Warren used the opportunity to talk about her divorce from her first husband, Jim Warren, and the rift it caused between her and her mother.
“Yeah. My mother and I had very different views of how to build a future. She wanted me to marry well, and I really tried and it just didn’t work out,” Warren said.
“And there came a day when I had to call her and say, ‘This is over. I can’t make it work.’ And, uh, I heard the disappointment in her voice. I knew how she felt about it,” she continued with a shaky voice.
“But I also know it was the right thing to do. And sometimes you just gotta do what’s right inside and hope that maybe the rest of the world will come around to it,” Warren added, her voice still on the verge of tears.
“And maybe they will and maybe they won’t. But the truth is, you gotta take care of yourself first and do this,” she said, asking the girl to give her a hug.
Warren shared a clip of the emotional moment on social media:
I was asked at a town hall “if there was ever a time in your life where somebody you really looked up to maybe didn’t accept you as much?” Here’s my answer: pic.twitter.com/ariYPwvWQr
— Elizabeth Warren (@ewarren) December 2, 2019
Raelyn told ABC News that she was inspired to ask Warren the question after having conversations with family members over the holiday. She also told the outlet that she plans to be a precinct captain for Warren. It will be the first time she will be able to vote, given her young age.
“What got me involved with her was her care for the LGBTQ community. And it’s been a struggle with that, with people close to me,” Raelyn said, according to ABC News.

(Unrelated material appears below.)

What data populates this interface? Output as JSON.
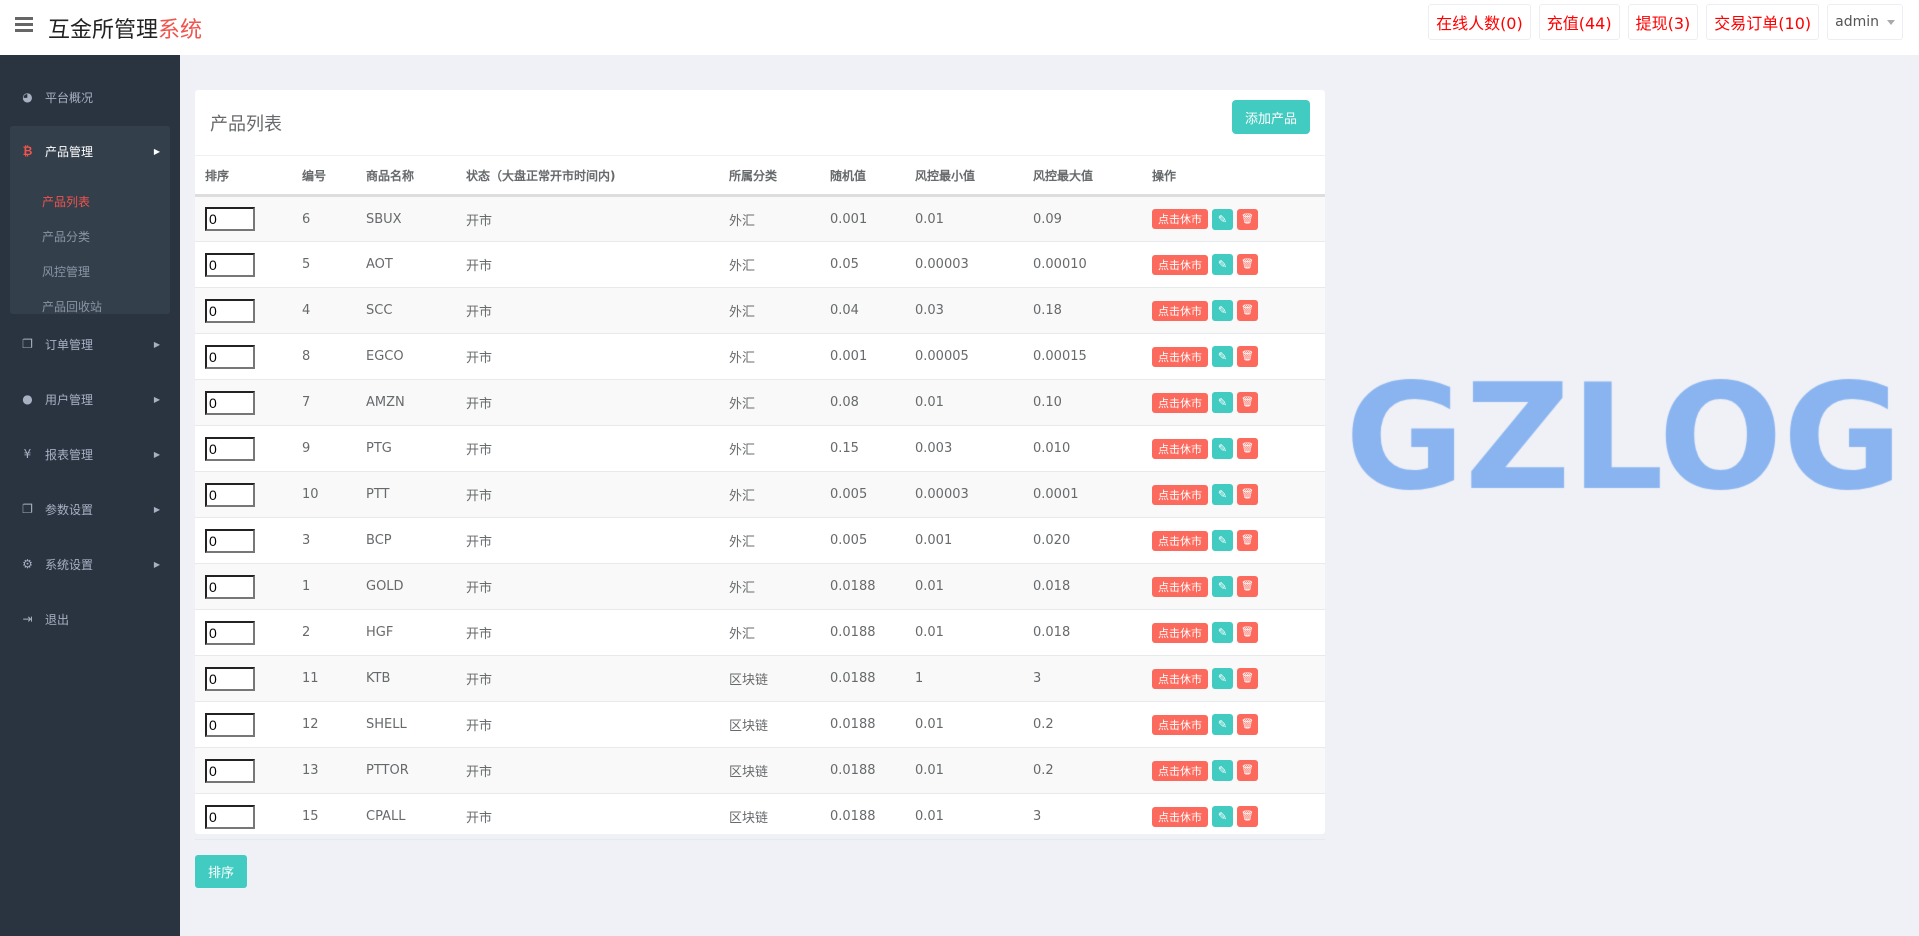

“And I just — she’s just, she gives me hope, which is not something that I’ve really had with other politicians, and I’ve followed politics for a while,” she continued, emphasizing her belief that Warren “cares about the people she talks about” and “actually genuinely cares about what she’s saying.”
Warren’s sweep through Iowa follows her battle to regain her lead in the Hawkeye State. The current RealClearPolitics average shows the presidential hopeful neck and neck with Sen. Bernie Sanders (I-VT) for second place, while Mayor Pete Buttigieg (D) remains the clear front-runner.